Douglas adds that they see value decrease less at a brand level and more so at a category level. 

“For example,” he says, “in New York, it’s illegal to sell sofa beds with their original mattress—you have to remove it—which creates more work for the buyer and lowers their resale value overall. We also see that items with custom upholstery are less likely to retain their value.” 

He adds that rugs without brand names aren’t attractive to potential buyers either. “In general, it’s harder to sell items that lack a brand name or identifying tags or marks that prove they are a specific brand,” he says. 

And then there are items that have only gone up in value recently, mainly due to the pandemic. 

Douglas says, “With more people spending time at home, we’ve seen increased demand for high-end office furniture from Herman Miller and Room & Board.” 
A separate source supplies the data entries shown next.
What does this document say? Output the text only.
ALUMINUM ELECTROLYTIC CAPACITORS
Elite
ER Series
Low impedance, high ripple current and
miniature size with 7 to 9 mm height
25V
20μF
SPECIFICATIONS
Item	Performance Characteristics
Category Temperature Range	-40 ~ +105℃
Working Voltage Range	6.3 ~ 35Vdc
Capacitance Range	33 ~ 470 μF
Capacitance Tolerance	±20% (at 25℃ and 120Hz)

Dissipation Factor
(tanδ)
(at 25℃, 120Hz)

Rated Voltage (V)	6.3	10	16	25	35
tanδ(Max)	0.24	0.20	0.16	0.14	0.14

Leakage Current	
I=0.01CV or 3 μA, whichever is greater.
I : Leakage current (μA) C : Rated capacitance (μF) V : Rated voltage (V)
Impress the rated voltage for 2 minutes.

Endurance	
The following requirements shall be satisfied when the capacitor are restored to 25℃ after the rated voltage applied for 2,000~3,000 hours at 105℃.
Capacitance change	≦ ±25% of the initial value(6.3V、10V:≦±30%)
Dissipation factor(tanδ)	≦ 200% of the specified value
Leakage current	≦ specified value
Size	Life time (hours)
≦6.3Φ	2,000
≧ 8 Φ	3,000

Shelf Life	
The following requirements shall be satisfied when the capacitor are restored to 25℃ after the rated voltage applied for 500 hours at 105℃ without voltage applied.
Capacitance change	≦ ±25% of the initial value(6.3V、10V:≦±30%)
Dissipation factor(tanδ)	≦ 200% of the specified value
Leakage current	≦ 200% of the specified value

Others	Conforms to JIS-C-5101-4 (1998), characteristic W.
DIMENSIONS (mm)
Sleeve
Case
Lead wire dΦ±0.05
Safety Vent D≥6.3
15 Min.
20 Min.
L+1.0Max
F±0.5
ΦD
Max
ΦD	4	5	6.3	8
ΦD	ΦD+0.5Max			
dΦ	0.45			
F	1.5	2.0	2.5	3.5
Ashley Manfred, a New York City-based interior designer, has had great experiences selling for clients and for herself through Kaiyo. 

“It’s not always easy to get rid of furniture in New York,” she says, “and Kaiyo makes the process so much smoother. They pick up items right away, so you don’t have to keep them in the space waiting for them to sell.” 

As someone who has purchased furniture through Kaiyo, Jason Saft, Founder of Staged To Sell Home, considers the site one of his best resources to find well-priced, exceptional pieces to include in the 100 or so homes he stages each year.

“If you are looking for a brand with integrity and ethos, you should work with Kaiyo,” he says. “They are creating a better world, cutting down on waste, and making things more attainable and affordable for all.”